Arruga una toallita húmeda y la tira al bote de basura. Humedece una borla de algodón con el tónico reafirmante y se lo pasa por la frente, las mejillas, nariz y mentón. Se maquilla los párpados, dibuja una línea en el nacimiento de las pestañas, se aplica rímel. Abre el frasco de la base y con las puntas de los dedos dibuja circulitos en todo el rostro. Toma la brocha y las esparce en forma uniforme. Elige un color rojo para los labios y los repasa con un brillo algo pegajoso.

Compara. Los efectos de la cirugía no se equiparan con las maravillas del Photoshop del último estudio fotográfico que les hicieron. Aunque ya no fue tan bueno como el primero en el que los dos parecían hijos del Sol. En el último, Nando se ve fuerte, la línea de la mandíbula firme, el pecho erguido y el abdomen ejercitado. Loló sonríe, la mirada dice que está feliz y lo está, pero la sonrisa da miedo. Los labios tan estirados parecen prolongarse hasta el nacimiento de las orejas, los pechos son como toronjas, pero el torso está abultado, parejo, sin curvas más que la que sale desde el esternón hasta el pubis. Ni la faja ni aguantar la respiración lograron disimularle la panza. Los años se notan.

No importa. Loló siempre encontró una forma de hacerse obedecer. Lo dominaba. Así es el juego, uno manda y el otro se deja gobernar.
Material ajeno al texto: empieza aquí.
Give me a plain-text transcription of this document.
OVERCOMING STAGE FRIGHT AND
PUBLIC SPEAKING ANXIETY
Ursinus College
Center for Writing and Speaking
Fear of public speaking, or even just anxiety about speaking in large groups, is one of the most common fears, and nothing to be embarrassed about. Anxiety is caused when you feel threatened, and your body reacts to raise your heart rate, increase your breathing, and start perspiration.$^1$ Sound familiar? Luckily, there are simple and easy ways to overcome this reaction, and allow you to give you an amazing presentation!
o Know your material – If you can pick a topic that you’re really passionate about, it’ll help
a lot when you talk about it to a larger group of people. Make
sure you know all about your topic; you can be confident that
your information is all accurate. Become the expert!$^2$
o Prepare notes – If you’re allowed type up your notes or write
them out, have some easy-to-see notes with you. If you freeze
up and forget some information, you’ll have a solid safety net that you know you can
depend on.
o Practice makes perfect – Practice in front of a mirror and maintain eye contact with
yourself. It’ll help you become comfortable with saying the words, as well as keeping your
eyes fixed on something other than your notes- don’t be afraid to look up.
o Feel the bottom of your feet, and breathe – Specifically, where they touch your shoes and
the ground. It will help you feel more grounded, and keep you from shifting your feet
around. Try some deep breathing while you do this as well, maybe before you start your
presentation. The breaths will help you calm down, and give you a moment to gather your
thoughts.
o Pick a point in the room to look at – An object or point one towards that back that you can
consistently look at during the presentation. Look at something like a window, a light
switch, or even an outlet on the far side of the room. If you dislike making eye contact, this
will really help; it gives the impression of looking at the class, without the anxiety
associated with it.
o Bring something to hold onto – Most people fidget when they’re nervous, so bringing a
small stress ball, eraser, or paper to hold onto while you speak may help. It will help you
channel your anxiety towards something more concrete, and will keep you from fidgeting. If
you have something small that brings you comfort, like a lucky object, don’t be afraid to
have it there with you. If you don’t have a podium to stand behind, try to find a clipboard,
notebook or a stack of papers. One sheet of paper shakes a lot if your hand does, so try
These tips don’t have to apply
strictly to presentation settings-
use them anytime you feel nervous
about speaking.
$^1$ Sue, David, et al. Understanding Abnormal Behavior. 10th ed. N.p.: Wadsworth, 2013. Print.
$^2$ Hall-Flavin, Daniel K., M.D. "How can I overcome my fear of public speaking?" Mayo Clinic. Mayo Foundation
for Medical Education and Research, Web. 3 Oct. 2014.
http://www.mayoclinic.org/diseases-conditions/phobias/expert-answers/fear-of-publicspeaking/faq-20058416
Tenían sus formas y aun cuando no estuviera de acuerdo, Nando terminaba a su lado.

Se asoma por la ventana. Nando no ha vuelto. ¿Llamo, no llamo? Marca el teléfono. Le contesta una grabación que indica que el número está fuera del área de servicio. Manda un mensaje. Ven. Hablemos. Lo recibe. Sabe que ya lo recibió. No contesta. Vuelve. No hay respuesta. Después de mandar tantos mensajes, Loló cae vencida por el sueño. La luna está por ponerse, ya se dibuja un gajo tan blanco y tan delgado en la cortina del cielo. La sombra de los ojos ya está corrida, la pintura de los labios se chorreó.

Loló asiente. Siente el alma empolvada y el corazón enredado entre cuerdas. En una mirada, capta la verdad con solo verse al espejo. Esta vez, terminó el juego. No volverá.